Somit kann am 6.4. der Verein gegründet werden: Details dazu stehen hier im Wiki. Davor und danach wartet jede Menge Arbeit:

  • Namensdiskussion
  • Wer besetzt den Verwaltungsrat?
  • Wer kommt ins Kuratorium?
  • Webseite
  • Logo
  • INHALTE!!
  • ….

Da bei der Gründungsversammlung der Verwaltungsrat noch nicht existiert, wird (nach der Satzungsannahme=Gründung) der Vorstand von der Mitgliederversammlung gewählt. Danach wird der Verwaltungsrat gewählt. Da der Verwaltungsrat sich erst konstituieren muss, ist eine zweite  Mitgliederversammlung nach ca. 3 Monaten geplant, auf welcher dann das Kuratorium nach Vorschlägen des Verwaltungsrat gewählt wird. Die vorläufige Tagesordnung steht im Wiki (s.o.)

Im Gegensatz zu anderen Parteinahen Stiftungen ist bei dem geplanten Verein die Mitgliedschaft für jeden offen. Es gibt keine Begrenzung der Anzahl der Mitglieder. Dies ist bei anderen der Fall. Dort werden die Mitglieder „gewählt“, was intransparentes Handeln ermöglicht und fördert. Bei einer unbegrenzten Mitgliedschaft besteht allerdings die Gefahr einer „feindlichen“ Übernahme, wenn z.B. eine Gruppe mit ausreichend vielen Personen auf der Mitgliederversammlung erscheint und mit dieser Dominanz der Vorstand wählen würde.
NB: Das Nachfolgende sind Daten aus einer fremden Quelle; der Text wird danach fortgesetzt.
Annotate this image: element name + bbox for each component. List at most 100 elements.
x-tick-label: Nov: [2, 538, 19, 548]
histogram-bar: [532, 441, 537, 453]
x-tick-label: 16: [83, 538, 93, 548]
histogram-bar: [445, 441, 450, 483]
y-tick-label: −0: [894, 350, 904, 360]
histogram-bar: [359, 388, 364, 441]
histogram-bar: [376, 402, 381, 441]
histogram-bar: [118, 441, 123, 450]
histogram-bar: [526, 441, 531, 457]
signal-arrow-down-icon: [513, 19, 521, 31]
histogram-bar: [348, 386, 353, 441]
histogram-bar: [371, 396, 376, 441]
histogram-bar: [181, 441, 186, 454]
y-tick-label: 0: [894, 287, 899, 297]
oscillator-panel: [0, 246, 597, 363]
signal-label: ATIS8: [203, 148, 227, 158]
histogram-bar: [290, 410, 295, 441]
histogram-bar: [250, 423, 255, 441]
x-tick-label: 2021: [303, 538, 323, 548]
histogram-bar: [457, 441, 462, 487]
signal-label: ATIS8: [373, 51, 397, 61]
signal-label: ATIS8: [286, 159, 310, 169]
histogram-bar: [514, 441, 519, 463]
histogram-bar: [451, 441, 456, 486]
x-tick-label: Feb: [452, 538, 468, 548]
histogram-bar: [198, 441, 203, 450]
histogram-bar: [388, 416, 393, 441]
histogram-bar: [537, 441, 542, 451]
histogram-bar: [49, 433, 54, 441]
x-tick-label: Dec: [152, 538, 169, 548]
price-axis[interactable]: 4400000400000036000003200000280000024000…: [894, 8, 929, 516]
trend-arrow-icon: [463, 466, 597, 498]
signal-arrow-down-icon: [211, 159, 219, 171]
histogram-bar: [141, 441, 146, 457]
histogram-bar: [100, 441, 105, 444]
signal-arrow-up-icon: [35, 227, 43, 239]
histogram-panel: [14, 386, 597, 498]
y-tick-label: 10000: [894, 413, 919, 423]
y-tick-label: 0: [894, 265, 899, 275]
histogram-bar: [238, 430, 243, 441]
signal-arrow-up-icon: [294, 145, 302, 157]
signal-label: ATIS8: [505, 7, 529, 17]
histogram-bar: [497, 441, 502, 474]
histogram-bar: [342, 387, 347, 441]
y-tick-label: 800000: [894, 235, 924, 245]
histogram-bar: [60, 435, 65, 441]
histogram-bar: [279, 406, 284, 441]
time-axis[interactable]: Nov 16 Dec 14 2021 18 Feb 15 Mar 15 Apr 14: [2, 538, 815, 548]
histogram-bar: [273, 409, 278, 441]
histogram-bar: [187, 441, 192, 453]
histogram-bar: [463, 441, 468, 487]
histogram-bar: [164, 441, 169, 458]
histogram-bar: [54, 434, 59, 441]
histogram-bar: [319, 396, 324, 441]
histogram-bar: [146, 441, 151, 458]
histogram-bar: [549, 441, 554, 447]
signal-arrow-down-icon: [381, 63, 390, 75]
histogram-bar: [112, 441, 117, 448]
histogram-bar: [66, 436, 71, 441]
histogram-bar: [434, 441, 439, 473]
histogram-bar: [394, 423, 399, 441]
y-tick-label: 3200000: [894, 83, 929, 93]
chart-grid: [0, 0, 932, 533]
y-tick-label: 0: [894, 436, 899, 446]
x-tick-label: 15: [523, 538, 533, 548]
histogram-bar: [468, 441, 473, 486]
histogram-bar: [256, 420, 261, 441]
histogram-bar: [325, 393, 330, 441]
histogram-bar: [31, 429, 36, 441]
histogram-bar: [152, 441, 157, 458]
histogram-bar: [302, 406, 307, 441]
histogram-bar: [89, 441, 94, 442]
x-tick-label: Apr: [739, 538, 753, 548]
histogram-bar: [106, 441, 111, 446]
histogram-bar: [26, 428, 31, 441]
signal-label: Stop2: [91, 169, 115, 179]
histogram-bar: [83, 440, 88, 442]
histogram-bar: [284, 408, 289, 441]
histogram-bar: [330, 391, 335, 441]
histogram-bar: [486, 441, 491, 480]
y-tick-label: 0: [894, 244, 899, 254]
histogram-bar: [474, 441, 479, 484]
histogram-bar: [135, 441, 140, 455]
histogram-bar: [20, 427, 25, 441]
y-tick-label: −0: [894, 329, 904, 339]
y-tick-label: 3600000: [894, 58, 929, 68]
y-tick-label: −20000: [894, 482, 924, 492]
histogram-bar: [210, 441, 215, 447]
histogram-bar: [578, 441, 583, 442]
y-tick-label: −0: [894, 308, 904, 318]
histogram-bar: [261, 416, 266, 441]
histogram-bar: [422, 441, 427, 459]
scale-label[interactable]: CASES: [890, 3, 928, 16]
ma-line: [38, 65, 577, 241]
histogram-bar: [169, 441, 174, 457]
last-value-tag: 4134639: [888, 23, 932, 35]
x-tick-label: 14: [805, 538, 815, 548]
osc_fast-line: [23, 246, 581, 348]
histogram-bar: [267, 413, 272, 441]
Dafür stellt der Verwaltungsrat das Kontrollgremium dar. Der Verwaltungsrat hat das Vorschlagsrecht für die Besetzung des Vorstandes, gewählt wird von den Mitgliedern = Mitgliederversammlung. Kommt keine Einigung zustande, müssen neue Vorschläge gemacht werden.

Der Verwaltungsrat wiederum wird aus einer Vorschlagsliste der regionalen Bildungswerke/-vereine bzw. den Landesverbänden (wenn kein Bildungswerk/-verein existiert) von der Mitgliederversammlung gewählt.